In his opinion piece on Tues, 3rd April in the Irish Times, Kieran McGowan of Property Industry Ireland makes the case that to attract FDI there needs to be investment in the commerical property sector: “Without the accommodation, we won’t get the FDI.” His argument is that: “There is a view that there is an overhang of completed buildings across all parts of the property sector. This is wrong, particularly in relation to buildings for firms entering the market in key urban centres throughout Ireland.” He does not provide one piece of data to support this view, only assertion. The reason for this is that the data available tells a different story.
Savills ‘Dublin Office Market in Minutes’, Q3 2011, report notes that 23% of Dublin office space is vacant. In the prime locations of Dublin 2 and Dublin 4 the vacancy rate is 16.1% and 23.5%. Moreover 18% of vacant offices are defined as Grade A. To put this in context, the amount of empty office space in the city is equivalent to over 200 Liberty Halls (also see the Andrew MacLaran’s post on IAN on the Dublin office market).

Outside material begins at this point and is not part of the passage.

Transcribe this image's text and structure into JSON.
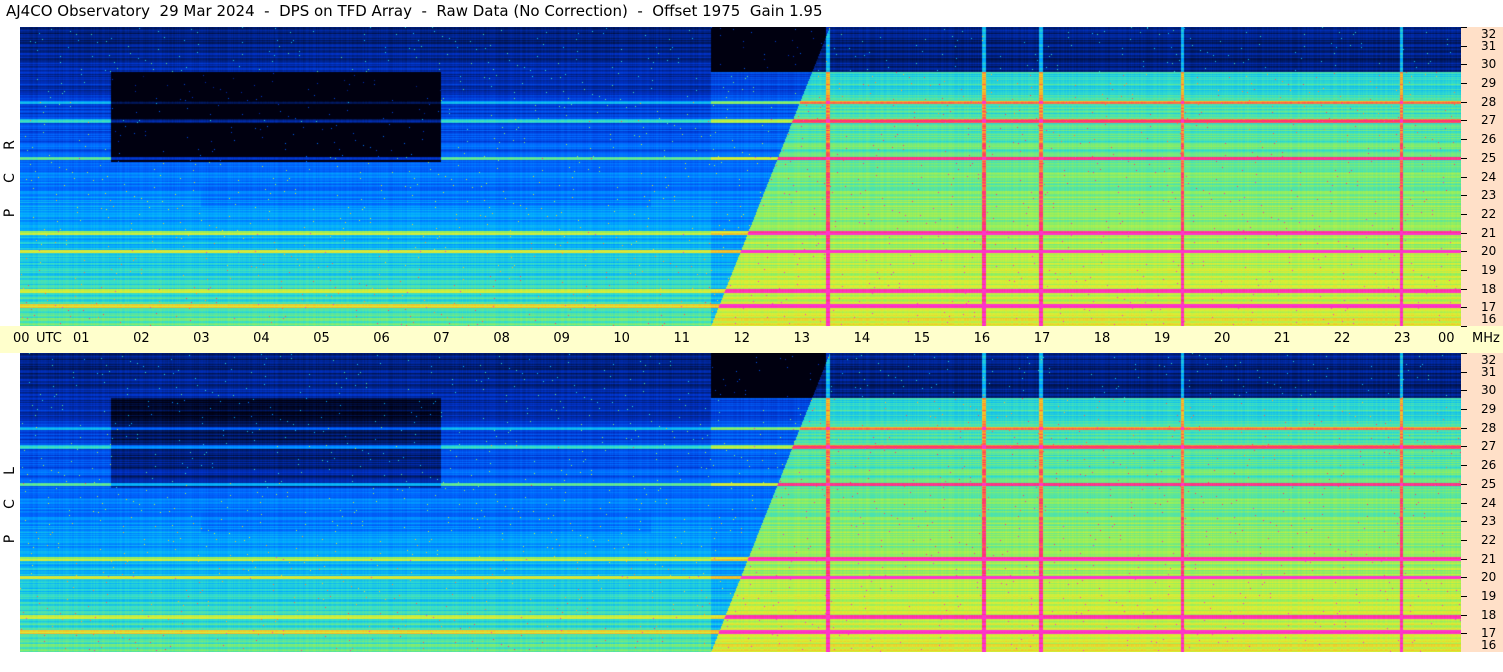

The Society of Charted Surveyors Ireland recently reported that the office market had little to no activity with rents/yields falling. The same was true of the industrial and retail sectors, both with large volumes of excess stock. In fact, they report that the only part of the property market that is functioning near to normal is agricultural land.

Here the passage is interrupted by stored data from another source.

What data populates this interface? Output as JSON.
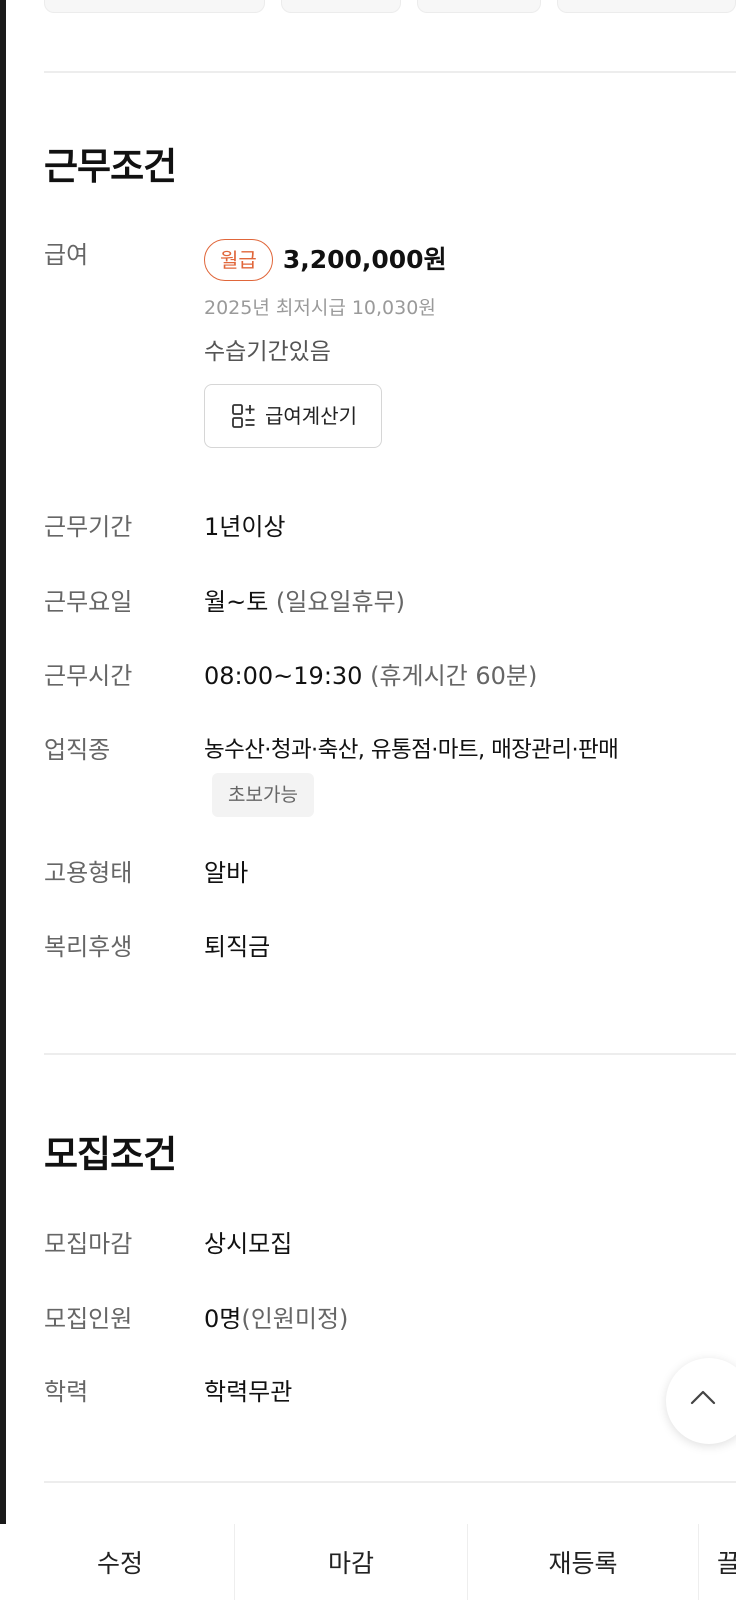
{
  "conditions": {
    "title": "근무조건",
    "pay": {
      "label": "급여",
      "badge": "월급",
      "amount": "3,200,000원",
      "min_wage": "2025년 최저시급 10,030원",
      "training": "수습기간있음",
      "calc_button_label": "급여계산기",
      "calc_icon": "calculator-icon"
    },
    "period": {
      "label": "근무기간",
      "value": "1년이상"
    },
    "days": {
      "label": "근무요일",
      "value": "월~토",
      "note": " (일요일휴무)"
    },
    "hours": {
      "label": "근무시간",
      "value": "08:00~19:30",
      "note": " (휴게시간 60분)"
    },
    "job_type": {
      "label": "업직종",
      "value": "농수산·청과·축산, 유통점·마트, 매장관리·판매",
      "tag": "초보가능"
    },
    "employment": {
      "label": "고용형태",
      "value": "알바"
    },
    "benefits": {
      "label": "복리후생",
      "value": "퇴직금"
    }
  },
  "recruit": {
    "title": "모집조건",
    "deadline": {
      "label": "모집마감",
      "value": "상시모집"
    },
    "headcount": {
      "label": "모집인원",
      "value": "0명",
      "note": "(인원미정)"
    },
    "education": {
      "label": "학력",
      "value": "학력무관"
    }
  },
  "scroll_top_icon": "chevron-up-icon",
  "bottom_bar": {
    "edit_label": "수정",
    "close_label": "마감",
    "repost_label": "재등록",
    "cut_label": "끌"
  },
  "colors": {
    "accent": "#e0663a",
    "label": "#666666",
    "divider": "#ededed"
  }
}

This is the industry’s own data and is reflective of patterns nationwide.
Whilst I agree that the strategic use of construction will help Ireland recover from the present crisis – particularly in relation to public infrastructure that will serve the general population and industry – we need to be careful not to misrepresent the true nature of the dire position of the Irish property market and the levels of oversupply within it across all sectors. There is plenty of office stock to deal with most of the needs of FDI, with some minor strategic investment in upgrades or new build (we only need to build new stock for specialist facilities or where the investment is so large that there is no suitable existing empty office space – in both cases this will be for a handful of companies).
As with the housing market, there is a need to harmonize the supply and demand of commercial property in order to reduce oversupply and put a floor in the market. Unnecessarily building new stock will work to keep the market either falling or flat.
Moreover, rather than overly relying on FDI to get us out of our present slump we urgently need to grow Ireland’s indigenous sector – the sector we should have been investing in when we were ploughing billions of euro into property speculation. They are our ideal tenants of the future.